C'était tout d'abord une ligne lumineuse parallèle au fleuve, elle effleurait le château de Palmela exactement en son sommet. Le soleil précisant son ronronnement, les étages de nuages sont devenus des bas reliefs ; des couleurs qui les magnifiaient montait le chant de quelques anges blessés. Quand le soleil s'est faufilé dans le petit espace entre la colline et le plafond duveteux, l'intensité de ses rayons a pendant un bref instant négligé les détails du tableau : il y avait une évidence en son centre.


Puis, emportée par son mouvement, l'empreinte du peintre s'est calfeutrée derrière la toiture moutonneuse. Un vol d'étourneaux s'est alors glissé dans le décor, ondulant tout d'abord faiblement, puis s'étirant jusqu'à former un étrange châle céleste recouvrant les épaules de l'horizon.


J'ai pensé à Kubola, un des gardiens du portail situé en face de chez nous. Je me suis dit que c'était exactement cela, que son rire est une nuée d'étourneaux dans un ciel de grâce, il vibre d'une beauté insaisissable, il caresse la parcelle du monde que nous partageons pour un moment.


Quand on interroge de plus près cette invitation répétée, on comprend combien un rire peut faire de l'échange qui s'ensuit une terre meuble où glisser ses mains. On peut y déposer des graines de curiosité. On peut juste sentir le frôlement d'un peu de la poussière à quoi il est écrit que nous retournerons.


J'écris devant la mort. Tout ce que l'on fait, dans nos vies, on le fait devant la mort ; mais en lui tournant le dos. Du moins en essayant. Notre seule certitude, on la craint ; pour la repousser au loin, on vit dans un écrin.


Marguerite Duras : « J'écris à la recherche de la mort. » J'aime cette phrase au-delà de l'entendement. Probablement parce que c'est exactement de cela qu'il est question : chercher la formulation de ce qui restera à jamais informulé. Un au-delà de l'entendement où s'entend l'au-delà.
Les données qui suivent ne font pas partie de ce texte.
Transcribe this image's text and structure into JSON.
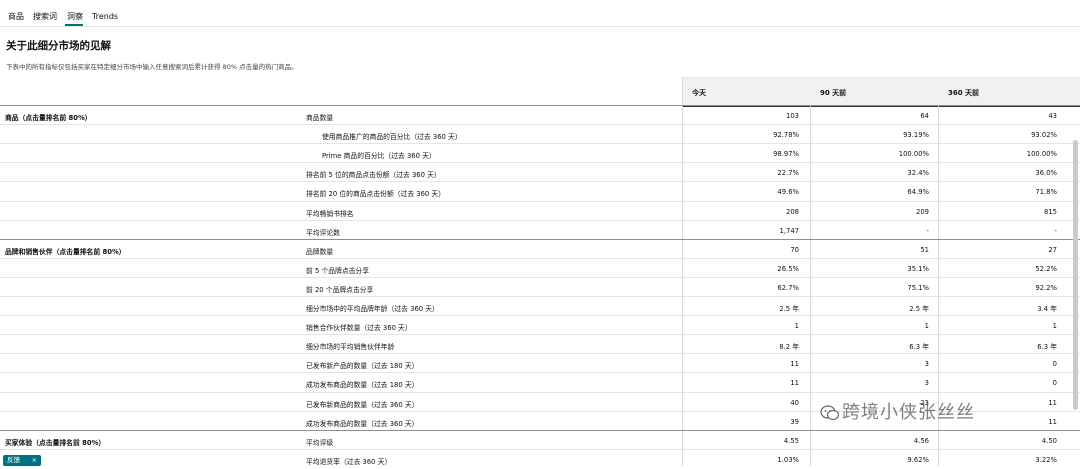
{
  "tabs": [
    {
      "label": "商品"
    },
    {
      "label": "搜索词"
    },
    {
      "label": "洞察"
    },
    {
      "label": "Trends"
    }
  ],
  "title": "关于此细分市场的见解",
  "description": "下表中的所有指标仅包括买家在特定细分市场中输入任意搜索词后累计获得 80% 点击量的热门商品。",
  "columns": [
    "今天",
    "90 天前",
    "360 天前"
  ],
  "rows": [
    {
      "section": "商品（点击量排名前 80%）",
      "metric": "商品数量",
      "indent": false,
      "values": [
        "103",
        "64",
        "43"
      ]
    },
    {
      "section": "",
      "metric": "使用商品推广的商品的百分比（过去 360 天）",
      "indent": true,
      "values": [
        "92.78%",
        "93.19%",
        "93.02%"
      ]
    },
    {
      "section": "",
      "metric": "Prime 商品的百分比（过去 360 天）",
      "indent": true,
      "values": [
        "98.97%",
        "100.00%",
        "100.00%"
      ]
    },
    {
      "section": "",
      "metric": "排名前 5 位的商品点击份额（过去 360 天）",
      "indent": false,
      "values": [
        "22.7%",
        "32.4%",
        "36.0%"
      ]
    },
    {
      "section": "",
      "metric": "排名前 20 位的商品点击份额（过去 360 天）",
      "indent": false,
      "values": [
        "49.6%",
        "64.9%",
        "71.8%"
      ]
    },
    {
      "section": "",
      "metric": "平均畅销书排名",
      "indent": false,
      "values": [
        "208",
        "209",
        "815"
      ]
    },
    {
      "section": "",
      "metric": "平均评论数",
      "indent": false,
      "values": [
        "1,747",
        "-",
        "-"
      ]
    },
    {
      "section": "品牌和销售伙伴（点击量排名前 80%）",
      "metric": "品牌数量",
      "indent": false,
      "values": [
        "70",
        "51",
        "27"
      ]
    },
    {
      "section": "",
      "metric": "前 5 个品牌点击分享",
      "indent": false,
      "values": [
        "26.5%",
        "35.1%",
        "52.2%"
      ]
    },
    {
      "section": "",
      "metric": "前 20 个品牌点击分享",
      "indent": false,
      "values": [
        "62.7%",
        "75.1%",
        "92.2%"
      ]
    },
    {
      "section": "",
      "metric": "细分市场中的平均品牌年龄（过去 360 天）",
      "indent": false,
      "values": [
        "2.5 年",
        "2.5 年",
        "3.4 年"
      ]
    },
    {
      "section": "",
      "metric": "销售合作伙伴数量（过去 360 天）",
      "indent": false,
      "values": [
        "1",
        "1",
        "1"
      ]
    },
    {
      "section": "",
      "metric": "细分市场的平均销售伙伴年龄",
      "indent": false,
      "values": [
        "8.2 年",
        "6.3 年",
        "6.3 年"
      ]
    },
    {
      "section": "",
      "metric": "已发布新产品的数量（过去 180 天）",
      "indent": false,
      "values": [
        "11",
        "3",
        "0"
      ]
    },
    {
      "section": "",
      "metric": "成功发布商品的数量（过去 180 天）",
      "indent": false,
      "values": [
        "11",
        "3",
        "0"
      ]
    },
    {
      "section": "",
      "metric": "已发布新商品的数量（过去 360 天）",
      "indent": false,
      "values": [
        "40",
        "23",
        "11"
      ]
    },
    {
      "section": "",
      "metric": "成功发布商品的数量（过去 360 天）",
      "indent": false,
      "values": [
        "39",
        "",
        "11"
      ]
    },
    {
      "section": "买家体验（点击量排名前 80%）",
      "metric": "平均评级",
      "indent": false,
      "values": [
        "4.55",
        "4.56",
        "4.50"
      ]
    },
    {
      "section": "",
      "metric": "平均退货率（过去 360 天）",
      "indent": false,
      "values": [
        "1.03%",
        "9.62%",
        "3.22%"
      ]
    }
  ],
  "chip": {
    "label": "反馈",
    "close": "×"
  },
  "watermark": "跨境小侠张丝丝"
}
En écrivant, je tente de l'écouter, tiraillé que je suis par l'envie de répéter. Seules des bribes éparses apparaissent, sans que jamais je puisse affirmer que c'est cela qui a vibré; sans même pouvoir certifier que quelque chose, échappé de l'autre monde, s'est manifesté. Peu importe. Gavés que nous sommes, c'est précisément le peu qui importe.


A Lisbonne, les saisons de l'existence, pour une grande partie de ceux, de celles, aussi bien que de « ce » qui la peuplent, ne peuvent pas tricher. Ceci m'ausculte le regard encore plus quand je chemine dans la ville qui dort. Les lampadaires sont consciencieux, soucieux d'épargner nos petits yeux. Rien d'agressif dans l'alignement tout relatif de ces phares urbains. Dans cette atmosphère feutrée, on distingue mieux certaines peaux qui composent la scène, les rideaux, le décor et les personnages considérés secondaires de ce théâtre baroque à ciel ouvert. Je me déplace dans des gradins dégarnis, sautillant d'un pli du temps à un autre. Je secoue la tête en me rappelant que les souffleurs sont mandatés par le FMI, cet indigeste mélange d'indignité, d'indécence et d'absurdité.


Pendant mon tracé tant de fois ressassé, lancé quelque part entre présent, avenir et passé, je passe à proximité d'Anjos. J'y distingue un homme, probablement "habité", qui roupille; on le dirait sans tête, engoncé qu'il est dans le manteau qui lui sert également de couverture et de maison.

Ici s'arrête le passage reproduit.